Returning to the model, I'll think about what you've said, but it's not clear how I'd amend my model. 350k -> 1.2m in 7 years is way more than the inflation rate. My model doesn't make that assumption vis-a-vis the next buyer, it assumes only the inflation rate, or, optionally, at most a small real appreciation reflecting real income growth. So, assuming that most of the push up to 1.2m was based on real buying power, I can't see how the % of population that is priced out affects the model. The bubble will pop to the extent that it was fueled by the false buying power of bad lending - I guess I don't have any way to know how much of our immediate area was supported by that. I can only tell you what I see around me on Property Shark, which is pretty conventional financing. I obviously can't look at every home in the BA one by one to see where the sinkholes are. It's just a hunch, but I'm betting the more desirable neighborhoods won't have many, and so folks hoping to buy into a crash will be disappointed whtn it turns out that the places that are crashing aren't the ones they want to buy.
Posted by: Doug | Friday, September 28, 2007 at 23:56
Sorry, I forgot to respond to this. You wrote:
"You are missing an option, however. By *not* buying at a higher basis, if one holds the disposition that near term prices will fall more likely than they will rise _in nominal terms_, then waiting creates an option on the avoided property tax basis."

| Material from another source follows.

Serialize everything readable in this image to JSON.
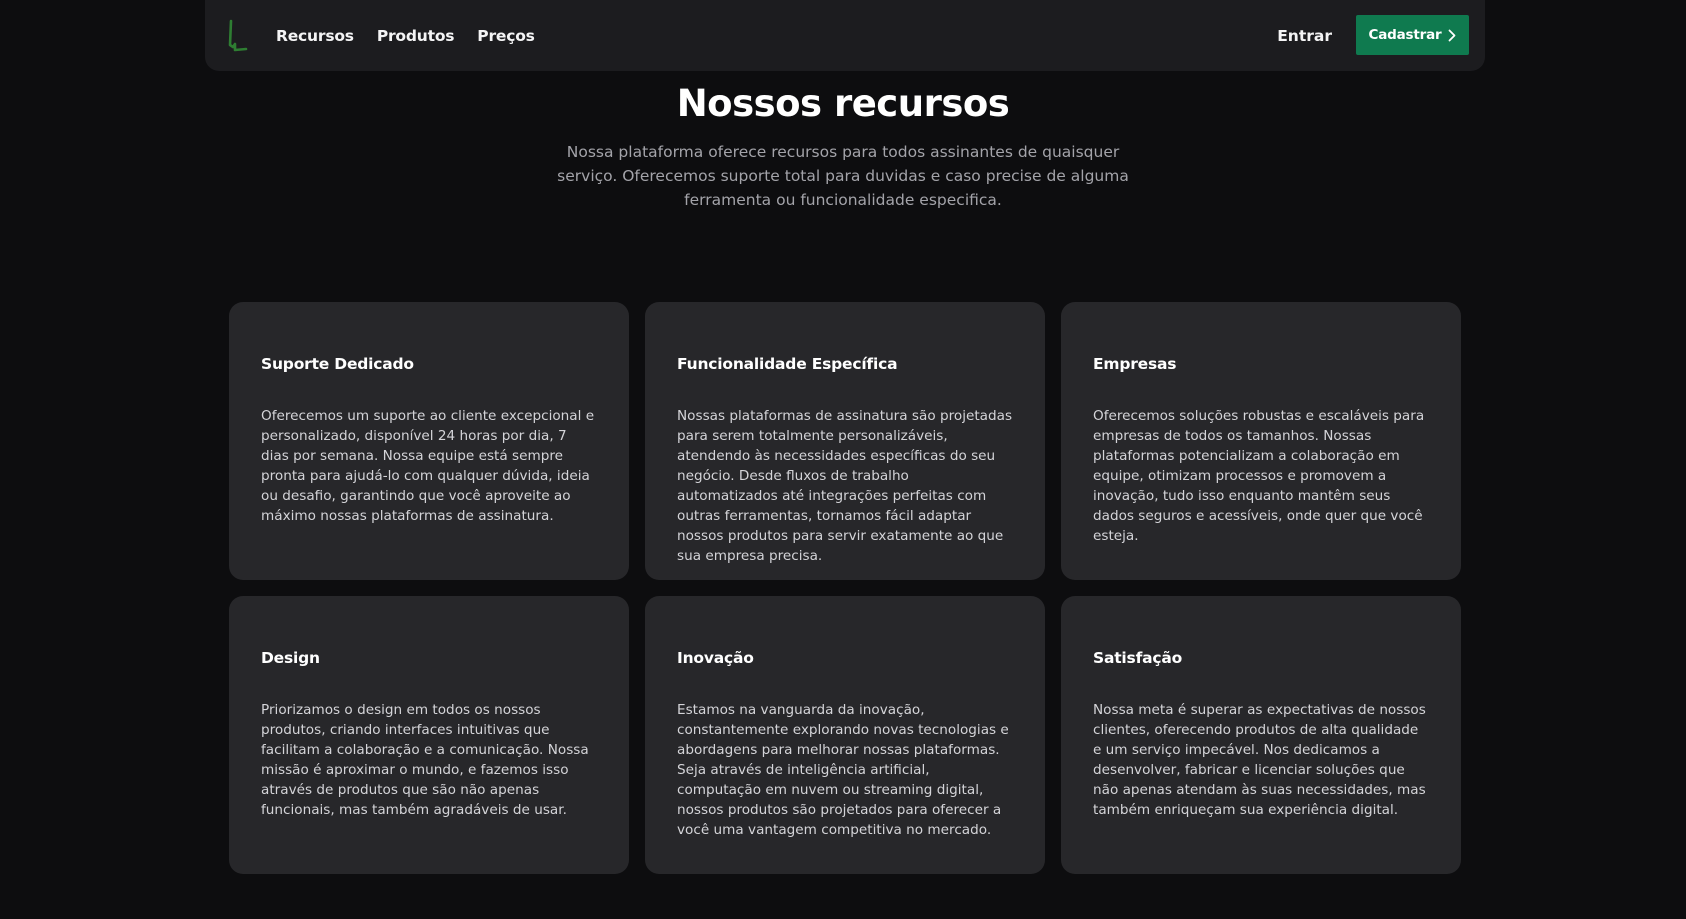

Here I completely agree with you. I've often used this argument when talking about making a stock purchase - the basis matters, and it matters a lot. If you buy a stock for 20% less than another person did, then even if the stock doubles, triples, or whatever, you will *always* be 20% ahead. Where I would quibble is that we are talking about market timing here, and historically, at least for stocks, a mountain of evidence suggests that it cannot be done reliably even by professionals. I certainly have no ability to time any kind of market, and the average Joe probably has less ability than I do. So what do you tell him? "Listen to me, I'm an expert?" He's hearing that 24x7 with opinions ranging from yours to Carleton Sheets'. In the case of stocks, what I actually do to mitigate my handicap is dollar-cost average. Unfortunately, buying a house is more of an "all-in" proposition.